Iraqi president appoints Mohammed Allawi as new PM

Iraqi President Barham Salih named Mohammed Tawfiq Allawi prime minister on Saturday, in a move immediately rejected by protesters.

The appointment comes after squabbling political parties failed to name a candidate in the two months since the former premier was ousted by popular protests.

Former Prime Minister Adel Abdul-Mahdi resigned in November amid mass anti-government unrest where hundreds of thousands of Iraqis took to the streets demanding the removal of Iraq’s political elite. Nearly 500 protesters have been killed in a deadly crackdown by security forces.

As communications minister in Nuri Al-Maliki’s government, Allawi is also unacceptable to many. “Allawi is rejected,” they chanted in Tahrir Square in Baghdad on Saturday.
Allawi has a month to form a government, but said he would resign if sectarian blocs tried to force Cabinet candidates on him. He told Iraqis to carry on protesting and “do not go back until you get what you want.”

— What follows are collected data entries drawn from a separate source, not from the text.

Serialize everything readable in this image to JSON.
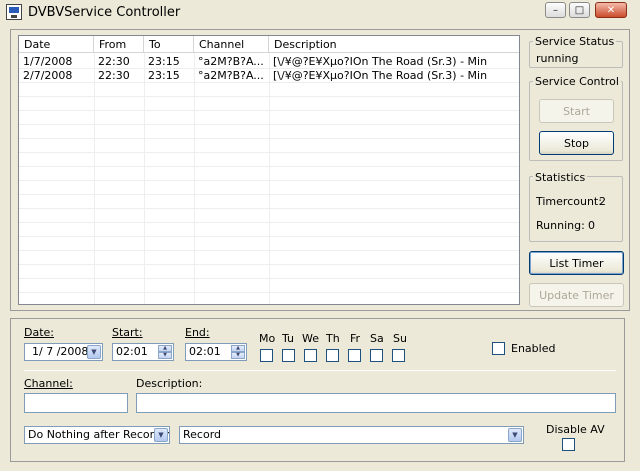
{
  "window": {
    "title": "DVBVService Controller"
  },
  "timer_list": {
    "columns": [
      "Date",
      "From",
      "To",
      "Channel",
      "Description"
    ],
    "rows": [
      {
        "date": "1/7/2008",
        "from": "22:30",
        "to": "23:15",
        "channel": "°a2M?B?A...",
        "description": "[\\/¥@?E¥Xµo?IOn The Road (Sr.3) - Min"
      },
      {
        "date": "2/7/2008",
        "from": "22:30",
        "to": "23:15",
        "channel": "°a2M?B?A...",
        "description": "[\\/¥@?E¥Xµo?IOn The Road (Sr.3) - Min"
      }
    ]
  },
  "service_status": {
    "label": "Service Status",
    "value": "running"
  },
  "service_control": {
    "label": "Service Control",
    "start": "Start",
    "stop": "Stop"
  },
  "statistics": {
    "label": "Statistics",
    "timercount_label": "Timercount:",
    "timercount": "2",
    "running_label": "Running:",
    "running": "0"
  },
  "buttons": {
    "list_timer": "List Timer",
    "update_timer": "Update Timer"
  },
  "form": {
    "date_label": "Date:",
    "date_value": "1/ 7 /2008",
    "start_label": "Start:",
    "start_value": "02:01",
    "end_label": "End:",
    "end_value": "02:01",
    "days": [
      "Mo",
      "Tu",
      "We",
      "Th",
      "Fr",
      "Sa",
      "Su"
    ],
    "enabled_label": "Enabled",
    "channel_label": "Channel:",
    "channel_value": "",
    "description_label": "Description:",
    "description_value": "",
    "after_recording_value": "Do Nothing after Recording",
    "mode_value": "Record",
    "disable_av_label": "Disable AV"
  }
}
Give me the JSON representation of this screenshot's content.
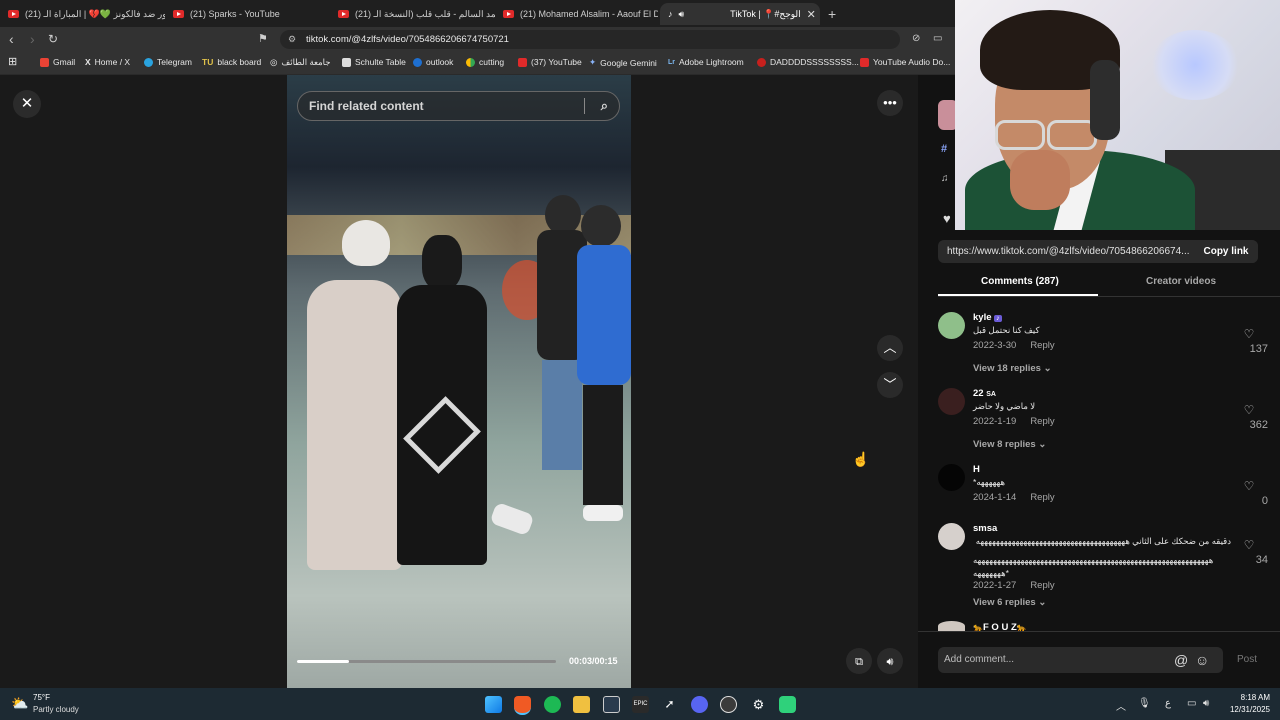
{
  "browser": {
    "tabs": [
      {
        "label": "(21) باور ضد فالكونز 💚💔 | المباراة الـ"
      },
      {
        "label": "(21) Sparks - YouTube"
      },
      {
        "label": "(21) محمد السالم - قلب قلب (النسخة الـ"
      },
      {
        "label": "(21) Mohamed Alsalim - Aaouf El De"
      },
      {
        "label": "TikTok | 📍#الوجح"
      }
    ],
    "new_tab": "+",
    "url": "tiktok.com/@4zlfs/video/7054866206674750721",
    "bookmarks": [
      "Gmail",
      "Home / X",
      "Telegram",
      "black board",
      "جامعة الطائف",
      "Schulte Table",
      "outlook",
      "cutting",
      "(37) YouTube",
      "Google Gemini",
      "Adobe Lightroom",
      "DADDDDSSSSSSSS...",
      "YouTube Audio Do..."
    ],
    "bookmark_prefixes": [
      "",
      "X",
      "",
      "TU",
      "",
      "",
      "",
      "",
      "",
      "",
      "Lr",
      "",
      ""
    ]
  },
  "video": {
    "search_placeholder": "Find related content",
    "time": "00:03/00:15",
    "progress_fraction": 0.2
  },
  "panel": {
    "share_link": "https://www.tiktok.com/@4zlfs/video/7054866206674...",
    "copy_link": "Copy link",
    "tabs": [
      "Comments (287)",
      "Creator videos"
    ],
    "add_comment_placeholder": "Add comment...",
    "post": "Post",
    "comments": [
      {
        "user": "kyle",
        "text": "كيف كنا نحتمل قبل",
        "date": "2022-3-30",
        "reply": "Reply",
        "likes": "137",
        "view_replies": "View 18 replies"
      },
      {
        "user": "22",
        "suffix": "SA",
        "text": "لا ماضي ولا حاضر",
        "date": "2022-1-19",
        "reply": "Reply",
        "likes": "362",
        "view_replies": "View 8 replies"
      },
      {
        "user": "H",
        "text": "*ههههههه",
        "date": "2024-1-14",
        "reply": "Reply",
        "likes": "0",
        "view_replies": ""
      },
      {
        "user": "smsa",
        "text": "دقيقه من ضحكك على الثاني ههههههههههههههههههههههههههههههههههههههه",
        "text2": "ههههههههههههههههههههههههههههههههههههههههههههههههههههههههههههه",
        "text3": "هههههههه*",
        "date": "2022-1-27",
        "reply": "Reply",
        "likes": "34",
        "view_replies": "View 6 replies"
      }
    ],
    "partial_user": "F O U Z"
  },
  "taskbar": {
    "temp": "75°F",
    "weather": "Partly cloudy",
    "time": "8:18 AM",
    "date": "12/31/2025",
    "lang": "ع"
  }
}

Allawi would run the country until early elections can be held. He must form a new government within a month.

Iraqi demonstrators try to extinguish a burning tuk-tuk after it was set on fire by Iraqi security forces during ongoing anti-government protests in Baghdad. (Reuters)

Allawi was quoted by State TV as saying he would resign if political blocs sought to impose candidates for different ministries. He also called on protesters to continue demonstrating until their demands are met.

However, protesters are likely to oppose him as prime minister.

For demonstrators who demand a removal of what they say is a corrupt ruling elite, the former communications minister under ex-premier Nuri al-Maliki – who presided over the fall of multiple Iraqi cities to Daesh in 2014 and is accused of pro-Shiite sectarian policies – is part of the system and therefore unacceptable.

Iraq is facing its biggest crisis since the military defeat of Daesh in 2017. A mostly Shiite popular uprising in Baghdad and the south challenges the country’s mainly Iran-backed Shiite Muslim ruling elite.

The country has been thrown into further disarray since the killing of Iranian military mastermind Qassem Soleimani in a US drone strike in Baghdad on Jan. 3. Iran responded with missile attacks on bases hosting US forces, pushing the region to the brink of an all-out conflict.

Pro-Iran politicians have tried to use those events to shift the focus away from popular discontent with their grip on power and towards anti-American rallies and demands for the withdrawal of US troops.